HPE Networking Chief AI Officer Bob Friday and I recently participated in a podcast with Tech Field Day. The starting premise of the show was, “Data center networking needs AI,” which we absolutely agree with. In part one of this two-part blog series we emphasized that discussions about whether and how to use AI must be rooted in your particular goals and the problems you have that need to be solved. After examining the challenges data center networking operators have, it is clear that AI can in fact help, and here’s how…
AI-native innovations extending our leadership in the data center
Improvements in AI are coming so rapidly that it will undoubtedly become an increasingly large part of the entire data center lifecycle, from Day 0 Design, to Day 1 Deployment, to Day 2 Ongoing Operations. We recently announced several new AIOps capabilities for data center networking.
Predictive maintenance enables network operators to identify future problems and correct them before they occur.
Ø System Health. Predict when a switch will fail based on analyzing data around processor and memory utilization, temperature, etc.
Ø Capacity. Predict when you need to expand the fabric based on data around link utilization, traffic growth, etc.
Ø Optics. Predict when an optical transceiver will fail based on Tx/Rx throughput, power, voltage, etc. Gray failures in optics are always a problem and they can be worse (harder to detect) than a complete failure.
With many of these examples, when the capability is first launched it is not using AI in a dynamic, responsive way. Initially, the system often sets a static threshold, that triggers an alarm. But as good grapes make good wine, good data makes good AI. It takes some time to accumulate data and this is why Juniper has such an advantage over our competitors—we’ve been doing AIOps for 10 years with the Mist® platform. Good AI needs time to accumulate data and learn-train-learn-train and adapt, all for the goal of optimizing the user experience. In the data center, AIOps is still embryonic, but it is improving very quickly.
Every company, in the broadest sense of enterprise business transformation, should be grabbing foundational LLMs and fine-tuning them. Enterprises should be vectorizing the treasure troves of corporate data that they are sitting on to feed into an AI model through retrieval augmented generation (RAG). Every company that sells software should be experimenting with tying that software to LLMs and other AI models. Closer to the networking industry, we expect model context protocol (MCP) to be a key facilitator for agentic AI. If you haven’t built an MCP server for your enterprise software, do it now!

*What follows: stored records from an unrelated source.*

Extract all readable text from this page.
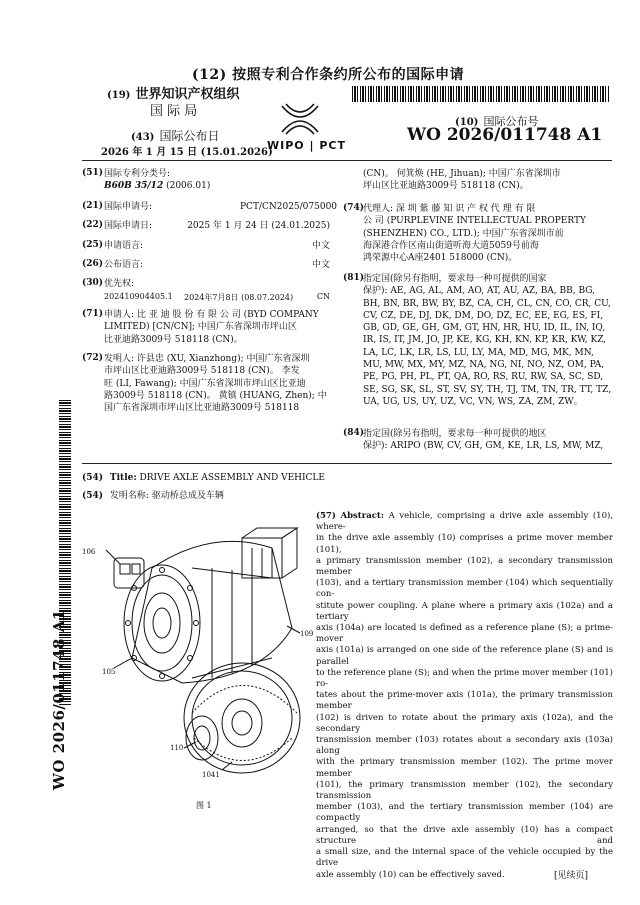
(12) 按照专利合作条约所公布的国际申请
(19) 世界知识产权组织
国 际 局
(43) 国际公布日
2026 年 1 月 15 日 (15.01.2026)
WIPO | PCT
(10) 国际公布号
WO 2026/011748 A1
(51) 国际专利分类号:
B60B 35/12 (2006.01)
(21) 国际申请号:	PCT/CN2025/075000
(22) 国际申请日:	2025 年 1 月 24 日 (24.01.2025)
(25) 申请语言:	中文
(26) 公布语言:	中文
(30) 优先权:
202410904405.1 2024年7月8日 (08.07.2024)	CN
(71) 申请人: 比 亚 迪 股 份 有 限 公 司 (BYD COMPANY
LIMITED) [CN/CN]; 中国广东省深圳市坪山区
比亚迪路3009号 518118 (CN)。
(72) 发明人: 许县忠 (XU, Xianzhong); 中国广东省深圳
市坪山区比亚迪路3009号 518118 (CN)。 李发
旺 (LI, Fawang); 中国广东省深圳市坪山区比亚迪
路3009号 518118 (CN)。 黄镇 (HUANG, Zhen); 中
国广东省深圳市坪山区比亚迪路3009号 518118
(CN)。 何箕焕 (HE, Jihuan); 中国广东省深圳市
坪山区比亚迪路3009号 518118 (CN)。
(74)
代理人: 深 圳 紫 藤 知 识 产 权 代 理 有 限
公 司 (PURPLEVINE INTELLECTUAL PROPERTY
(SHENZHEN) CO., LTD.); 中国广东省深圳市前
海深港合作区南山街道听海大道5059号前海
鸿荣源中心A座2401 518000 (CN)。
(81)
指定国(除另有指明，要求每一种可提供的国家
保护): AE, AG, AL, AM, AO, AT, AU, AZ, BA, BB, BG,
BH, BN, BR, BW, BY, BZ, CA, CH, CL, CN, CO, CR, CU,
CV, CZ, DE, DJ, DK, DM, DO, DZ, EC, EE, EG, ES, FI,
GB, GD, GE, GH, GM, GT, HN, HR, HU, ID, IL, IN, IQ,
IR, IS, IT, JM, JO, JP, KE, KG, KH, KN, KP, KR, KW, KZ,
LA, LC, LK, LR, LS, LU, LY, MA, MD, MG, MK, MN,
MU, MW, MX, MY, MZ, NA, NG, NI, NO, NZ, OM, PA,
PE, PG, PH, PL, PT, QA, RO, RS, RU, RW, SA, SC, SD,
SE, SG, SK, SL, ST, SV, SY, TH, TJ, TM, TN, TR, TT, TZ,
UA, UG, US, UY, UZ, VC, VN, WS, ZA, ZM, ZW。
(84)
指定国(除另有指明，要求每一种可提供的地区
保护): ARIPO (BW, CV, GH, GM, KE, LR, LS, MW, MZ,
(54) Title: DRIVE AXLE ASSEMBLY AND VEHICLE
(54) 发明名称: 驱动桥总成及车辆
106
105
109
110
1041
图 1
(57) Abstract: A vehicle, comprising a drive axle assembly (10), where-
in the drive axle assembly (10) comprises a prime mover member (101),
a primary transmission member (102), a secondary transmission member
(103), and a tertiary transmission member (104) which sequentially con-
stitute power coupling. A plane where a primary axis (102a) and a tertiary
axis (104a) are located is defined as a reference plane (S); a prime-mover
axis (101a) is arranged on one side of the reference plane (S) and is parallel
to the reference plane (S); and when the prime mover member (101) ro-
tates about the prime-mover axis (101a), the primary transmission member
(102) is driven to rotate about the primary axis (102a), and the secondary
transmission member (103) rotates about a secondary axis (103a) along
with the primary transmission member (102). The prime mover member
(101), the primary transmission member (102), the secondary transmission
member (103), and the tertiary transmission member (104) are compactly
arranged, so that the drive axle assembly (10) has a compact structure and
a small size, and the internal space of the vehicle occupied by the drive
axle assembly (10) can be effectively saved.
WO 2026/011748 A1
[见续页]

A significant amount of AI innovation over the coming years will be customer-led. When vendors put open systems into the hands of customers, you can get amazing and even unexpected results. Throughout corporate history, many industries have been transformed by revolutionary innovation driven not by suppliers, but by end users.
May you live in exciting times
Most of us are buried with information about AI out there and the speed at which it is moving. We want to stay informed but not overwhelmed. However, AI is also more accessible than ever. Anyone can download just about any of the thousands and thousands of AI models available from Hugging Face —for free! A newbie can easily build an MCP server and connect it to a number of data sources. And if you get stuck, just ask Claude to help out. LLMs are beginning to feel almost like human entities that you can interact with. It’s an exciting time to be a network engineer.